Hey, I’ve created and updated this page with content from previous years’ TAiRs (thanks to Syed Zain Raza Rizvi, and Tyson Kendon and all the previous TAiRs for your content – if I’ve missed you and you’d like attribution, let me know and I’ll gladly add your name to this list). You can find the introductory slides here.

TA in Residence Process

The TA in Residence Program was created to help TAs in the Department of Computer Science improve their teaching skills. At the time many TAs felt as though they were not getting the support they needed. The TA in Residence was created to give TAs a way to improve their skills in a supportive environment. The TA in Residence works with TAs to help them separately from the department’s and University’s formal evaluation systems.

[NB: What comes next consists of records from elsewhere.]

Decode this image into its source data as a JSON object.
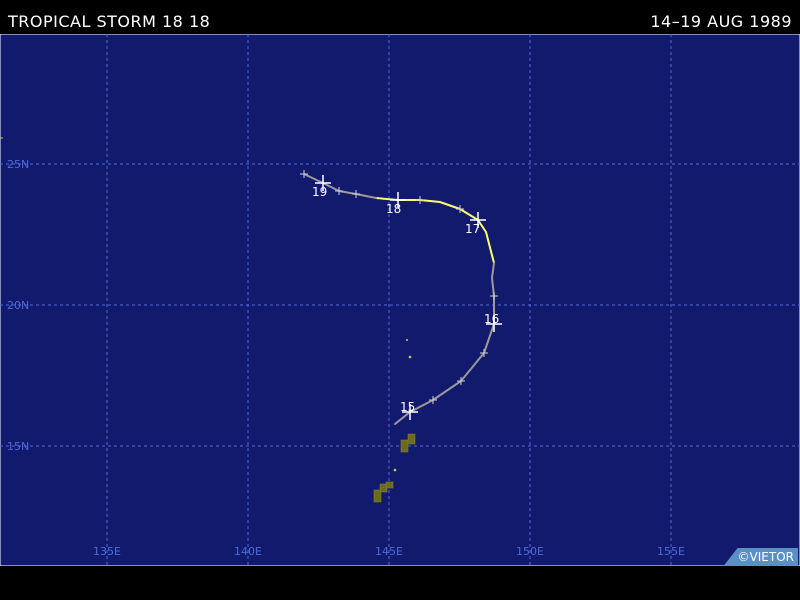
{
  "header": {
    "title": "TROPICAL STORM 18 18",
    "dates": "14–19 AUG 1989"
  },
  "map": {
    "background_color": "#121a6e",
    "grid_color": "#4f6ad8",
    "lat_labels": [
      "25N",
      "20N",
      "15N"
    ],
    "lon_labels": [
      "135E",
      "140E",
      "145E",
      "150E",
      "155E"
    ],
    "day_labels": [
      "19",
      "18",
      "17",
      "16",
      "15"
    ],
    "track_colors": {
      "depression": "#9a9a9a",
      "storm": "#ffff66",
      "land": "#6b6b1e"
    }
  },
  "credit": "©VIETOR"
}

The TA in Residence works primarily by doing classroom observations with some follow up discussion. Priority for these observations is given new TAs, but priority is also available to any TA who asks for an observation. Other TAs will be visited throughout the semester as time allows to both give those TAs a chance to improve their teaching and also for their good ideas to be shared throughout the department.

The TA in Residence Program is confidential. The TAiR’s notes and the discussions between the TAiR and the TA are kept between them. Observations do not affect any evaluations by the department and the TAiR does not report to the department which TAs were and were not visited. At the end of the semester the TAiR submits a report that explains, in aggregate, how many TAs were visited and what general issues the department should consider for TAs in the future.

Requesting an Observation

If you would like to schedule an observation with the TA in Residence, to strengthen a part of your teaching, to share interesting teaching ideas or for a general observation of your technique, e-mail me at the above address with the following information:

  • Your Contact Information (Name & E-mail)
  • Your Tutorial Information (Course, Section #, Time & Location)
  • Which Tutorial Session I Should Attend
  • What I need to know (About your tutorial & and your teaching) I will contact you as soon as I can after I receive your e-mail and contact you to set up an observation. Please see the How Observations Work entry for more information.

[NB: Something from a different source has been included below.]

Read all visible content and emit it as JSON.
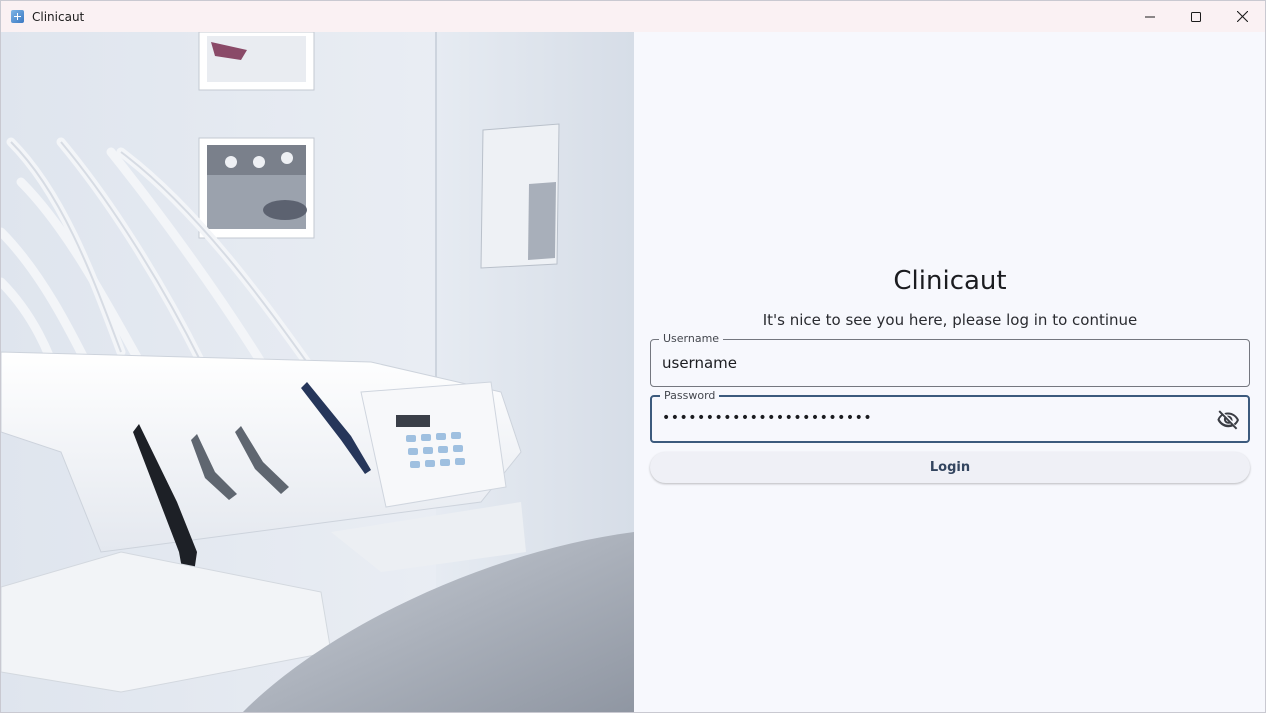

I Got an Email About an Observation

New TAs and TAs who requested observations will receive priority for observations. However I am also observing TAs, both new and experienced, at random. This gives everyone the chance to brush up on their skills but also allows me to pick up on good ideas and techniques I can pass on to others.

When contacting you for an observation I will ask a handful of questions. I will confirm your tutorial information (Course, Section #, Time & Location) to make sure my notes are correct. I will also ask you which tutorial session makes the most sense for me to attend, so that I see a representative tutorial for you. (For example if you would like to discuss your speaking style, I shouldn’t attend a tutorial that is only a work period). I will also ask if there is any information I need about your tutorial or your teaching and if there are any things I should focus on in particular during the observation.

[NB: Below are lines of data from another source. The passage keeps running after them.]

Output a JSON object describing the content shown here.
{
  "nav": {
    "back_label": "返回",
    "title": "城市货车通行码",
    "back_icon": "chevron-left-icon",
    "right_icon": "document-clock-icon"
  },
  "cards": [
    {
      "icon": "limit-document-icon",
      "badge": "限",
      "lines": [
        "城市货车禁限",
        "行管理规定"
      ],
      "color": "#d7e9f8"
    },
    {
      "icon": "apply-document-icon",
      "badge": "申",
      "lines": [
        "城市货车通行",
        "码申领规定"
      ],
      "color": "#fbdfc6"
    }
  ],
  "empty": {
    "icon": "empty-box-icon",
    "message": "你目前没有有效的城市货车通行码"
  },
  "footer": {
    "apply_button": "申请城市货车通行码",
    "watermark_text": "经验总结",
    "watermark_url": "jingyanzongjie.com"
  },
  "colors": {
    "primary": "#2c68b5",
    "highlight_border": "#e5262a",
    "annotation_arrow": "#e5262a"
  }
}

Please respond to my e-mail as promptly as you can so that I can organize observations.

How Observations Work

Before Observations

We will talk before the observation to ensure that this is tutorial that I should be observing and if there is anything I should know or focus on.

During the Observation

I will arrive a little before your tutorial is scheduled to begin. If it’s convenient and not distracting I will introduce myself before your tutorial starts.

While the tutorial goes on You should:

  • Should let your students know that I’m there and that I’m a part of improving the teaching throughout the department.
  • Should continue with your tutorial as normal, ignoring me. I:

  • Will sit quietly in the back of your tutorial.
  • Will fill out an observation form to keep track of how the tutorial goes.

After the Observation

I will talk with you immediately after the end of your tutorial to quickly discuss the tutorial while it’s still fresh in both our minds. If we have time we will have a longer debriefing, 15 minutes to half an hour then. If time does not allow, then we will schedule our follow up meeting for as soon as possible afterwards.

During the debriefing:

  • We will talk about the tutorial and see how we felt. Which parts seemed strong, which parts could use improvement and which parts we can share with other TAs.
  • I will give you the observation form and we will discuss what I noted during the tutorial.
  • We will discuss what we should do in the future. What points you’d like to work on and if I should visit again. We will also look at what ideas should go into the TA in Residence program.